Esse clima já é perceptível desde as eleições presidenciais de 2024, quando Sandu obteve uma vitória apertada, enquanto uma pequena maioria da população expressou apoio à adesão do país à UE em um referendo. Contudo, a situação política na Moldávia está à beira de uma mudança significativa.
Eleição Parlamentar Decisiva
Neste domingo (28/9), o país, que conta com aproximadamente 2,4 milhões de habitantes, irá às urnas para escolher um novo parlamento. O partido de Sandu conquistou a maioria em 2021, mas a atual eleição é a primeira desde que a Moldávia recebeu, em 2022, o status de candidata à adesão à UE. O resultado poderá definir a trajetória política do país, que oscila entre um alinhamento com o Ocidente ou um retrocesso à influência russa.
Indecisão dos Eleitores
Pesquisas eleitorais indicam que quase metade dos eleitores está indecisa, e embora o PAS continue sendo o partido mais forte, pode perder a maioria absoluta conquistada em 2021. Duas alianças com orientação pró-Rússia, o Bloco dos Patriotas e o Bloco Eleitoral Alternativo, do prefeito de Chisinau, Ion Ceban, também estão no páreo. O Novo Partido, liderado pelo empresário Renato Usatii, que acumulou riqueza na Rússia, tem suas chances de conquistar assentos parlamentares, tornando-se um potencial fator decisivo na alternância de poder.
Sandu considera essas eleições como as mais importantes desde a independência em 1991, advertindo que uma possível derrota da democracia poderia resultar em um retrocesso em relação à Europa, permitindo a desestabilização pela Rússia.

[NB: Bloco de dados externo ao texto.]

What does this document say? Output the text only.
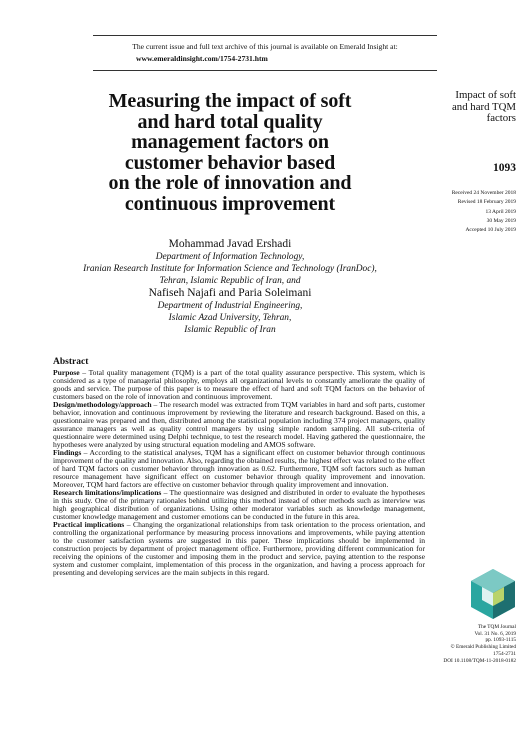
The current issue and full text archive of this journal is available on Emerald Insight at:
www.emeraldinsight.com/1754-2731.htm
Measuring the impact of soft
and hard total quality
management factors on
customer behavior based
on the role of innovation and
continuous improvement
Mohammad Javad Ershadi
Department of Information Technology,
Iranian Research Institute for Information Science and Technology (IranDoc),
Tehran, Islamic Republic of Iran, and
Nafiseh Najafi and Paria Soleimani
Department of Industrial Engineering,
Islamic Azad University, Tehran,
Islamic Republic of Iran
Impact of soft
and hard TQM
factors
1093
Received 24 November 2018
Revised 18 February 2019
13 April 2019
30 May 2019
Accepted 10 July 2019
Abstract

Purpose – Total quality management (TQM) is a part of the total quality assurance perspective. This system, which is considered as a type of managerial philosophy, employs all organizational levels to constantly ameliorate the quality of goods and service. The purpose of this paper is to measure the effect of hard and soft TQM factors on the behavior of customers based on the role of innovation and continuous improvement.

Design/methodology/approach – The research model was extracted from TQM variables in hard and soft parts, customer behavior, innovation and continuous improvement by reviewing the literature and research background. Based on this, a questionnaire was prepared and then, distributed among the statistical population including 374 project managers, quality assurance managers as well as quality control managers by using simple random sampling. All sub-criteria of questionnaire were determined using Delphi technique, to test the research model. Having gathered the questionnaire, the hypotheses were analyzed by using structural equation modeling and AMOS software.

Findings – According to the statistical analyses, TQM has a significant effect on customer behavior through continuous improvement of the quality and innovation. Also, regarding the obtained results, the highest effect was related to the effect of hard TQM factors on customer behavior through innovation as 0.62. Furthermore, TQM soft factors such as human resource management have significant effect on customer behavior through quality improvement and innovation. Moreover, TQM hard factors are effective on customer behavior through quality improvement and innovation.

Research limitations/implications – The questionnaire was designed and distributed in order to evaluate the hypotheses in this study. One of the primary rationales behind utilizing this method instead of other methods such as interview was high geographical distribution of organizations. Using other moderator variables such as knowledge management, customer knowledge management and customer emotions can be conducted in the future in this area.

Practical implications – Changing the organizational relationships from task orientation to the process orientation, and controlling the organizational performance by measuring process innovations and improvements, while paying attention to the customer satisfaction systems are suggested in this paper. These implications should be implemented in construction projects by department of project management office. Furthermore, providing different communication for receiving the opinions of the customer and imposing them in the product and service, paying attention to the response system and customer complaint, implementation of this process in the organization, and having a process approach for presenting and developing services are the main subjects in this regard.

The TQM Journal
Vol. 31 No. 6, 2019
pp. 1093-1115
© Emerald Publishing Limited
1754-2731
DOI 10.1108/TQM-11-2018-0182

Ameaças e Influências Externas
O embaixador russo na Moldávia, Oleg Oserow, recentemente emitiu advertências, afirmando que a manutenção da integridade territorial da Moldávia está nas mãos do Kremlin. O exemplo da Ucrânia serviria como um alerta sobre as consequências da perda de neutralidade.
Embora a Moldávia não represente um interesse econômico significativo para o Kremlin, a relevância estratégica do país aumentou desde 2022, quando poderia se tornar um ponto de partida russa contra a Ucrânia. A influência russa está clara, especialmente em um cenário onde a popularidade de Sandu desafiou a duração do domínio russo.
Fraudes Eleitorais e Desinformação
Para interferir nas eleições, há denúncias de compra de votos, com mais de 300 mil eleitores se registrando para vender seus votos. O governo moldavo classifica esse movimento como um “ataque híbrido sem precedentes”. A operação é supostamente coordenada por Ilan Sor, um empresário moldavo-israelense que fugiu após ser condenado por corrupção. A polícia tem realizado operações frequentes para coibir a fraude eleitoral.
Além disso, a disseminação de informações falsas nas redes sociais, especialmente no TikTok, tem sido uma estratégia eficaz para influenciar a opinião pública. Tal narrativa promove a ideia de que o governo Sandu é sinônimo de corrupção e responsabilidade pela pobreza no país, mesmo com esforços reconhecidos no combate à corrupção por parte do governo.
Conclusão
À medida que a Moldávia se prepara para a eleição, as tensões políticas e sociais permanecem elevadas. As diretrizes ideológicas e a luta por influência externa moldarão não apenas o futuro imediato do país, mas também seu papel na geopolítica regional.